Lahore in the late 1930s and 1940s had become a major film hub. In its cinema halls, a film culture thrived that remained a part of the city’s fabric right up to the 1990s. Even today, at Laxmi Chowk remnants of this lost culture can be seen in the hand-painted film posters atop pre-Partition buildings.
And while it was a city of collective celebration, its public spaces were also deeply masculine. The book talks about the world of women, but a world that was confined to houses, or in the courtyards of courtesans. The city celebrated together moving past narrow religious identities, yet it could not move past these gender identities. It is this perspective that seems to be missing in the glowing image of Lahore that Pran Nevile conjures.
These romanticised notions of the city also seem oblivious to the growing communalisation of the politics of the city that was very much part of the Lahore of the 1930s and 1940s. Lahore saw the rise of the Arya Samaj, Hindu Mahasabha, Anjuman-i-Himayat-i-Islam and the Singh Sabha Movement. Thus while on the one hand different communities celebrated their festivals together, on the other – in the educated, urban middle classes that were emerging from the educational centers of the city – there was a growing sense of exclusive religious identity and ideas of historical injustices that had been committed by one community against the other. Lahore, the multi-religious syncretic city that Nevile celebrates in his book also saw some of the worst acts of violence at the time of Partition, a topic that the author consciously avoided.
The contemporary city
What is therefore the relationship between this historical Lahore that Pran Nevile presents and the contemporary city? There are a few bonds that remain. The culture of syncretism continues to survive, albeit at a minute scale, as Sunnis help Shia celebrate the urs of Bibi Pak Daman. Similarly, Hindus and Christians of the city continue their veneration of Data Sahib, and a handful of Muslims celebrate religious festivals with Hindus at the shrine of Valmiki in Anarkali. But there is also another reality to the city, which saw brutal attacks against Ahmadis in 2010. It is a city where most traces of its non-Muslim past have faded away over time. Its public spaces still remain as masculine as they were in the 1930s and 1940s.

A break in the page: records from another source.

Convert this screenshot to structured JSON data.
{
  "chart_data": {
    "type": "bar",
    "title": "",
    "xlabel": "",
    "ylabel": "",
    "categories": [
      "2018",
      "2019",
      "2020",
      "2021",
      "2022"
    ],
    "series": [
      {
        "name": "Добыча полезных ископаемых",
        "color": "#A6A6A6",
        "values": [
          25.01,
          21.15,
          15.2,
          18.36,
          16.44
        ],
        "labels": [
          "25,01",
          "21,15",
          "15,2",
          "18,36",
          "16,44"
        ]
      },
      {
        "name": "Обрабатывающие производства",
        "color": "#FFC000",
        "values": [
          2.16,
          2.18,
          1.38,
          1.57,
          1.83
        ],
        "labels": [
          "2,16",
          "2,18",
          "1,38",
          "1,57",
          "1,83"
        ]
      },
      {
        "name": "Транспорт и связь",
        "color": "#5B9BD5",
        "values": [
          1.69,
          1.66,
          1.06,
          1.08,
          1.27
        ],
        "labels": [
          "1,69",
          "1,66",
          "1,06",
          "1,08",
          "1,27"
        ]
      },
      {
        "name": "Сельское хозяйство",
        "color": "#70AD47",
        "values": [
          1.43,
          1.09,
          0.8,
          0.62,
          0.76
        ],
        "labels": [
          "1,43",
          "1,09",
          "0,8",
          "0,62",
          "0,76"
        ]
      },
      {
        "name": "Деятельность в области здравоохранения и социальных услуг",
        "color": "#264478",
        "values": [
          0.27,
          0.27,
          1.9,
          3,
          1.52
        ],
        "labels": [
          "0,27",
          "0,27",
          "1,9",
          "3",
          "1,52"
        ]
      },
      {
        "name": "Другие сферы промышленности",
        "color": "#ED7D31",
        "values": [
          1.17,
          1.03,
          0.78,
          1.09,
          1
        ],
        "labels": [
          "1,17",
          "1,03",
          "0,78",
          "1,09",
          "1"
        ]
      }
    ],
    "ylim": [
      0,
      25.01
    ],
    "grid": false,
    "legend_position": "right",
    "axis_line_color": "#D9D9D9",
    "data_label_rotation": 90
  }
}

So, in many ways, the Lahore that Nevile experienced continues to survive but in other ways it does not, for it was never real but the result of a love affair, where the emotions of the observer overshadowed his interpretation of the city. This remains an exasperating limitation of any form of representation. Through his book on Lahore, it is not the story of the city that is learned but the story of Pran Nevile, a story that came to an end last week when he died in Gurugram days short of his 96th birthday.
Haroon Khalid is the author of four books. His latest book Imagining Lahore – the city that is, the city that was, was published by Penguin Random House.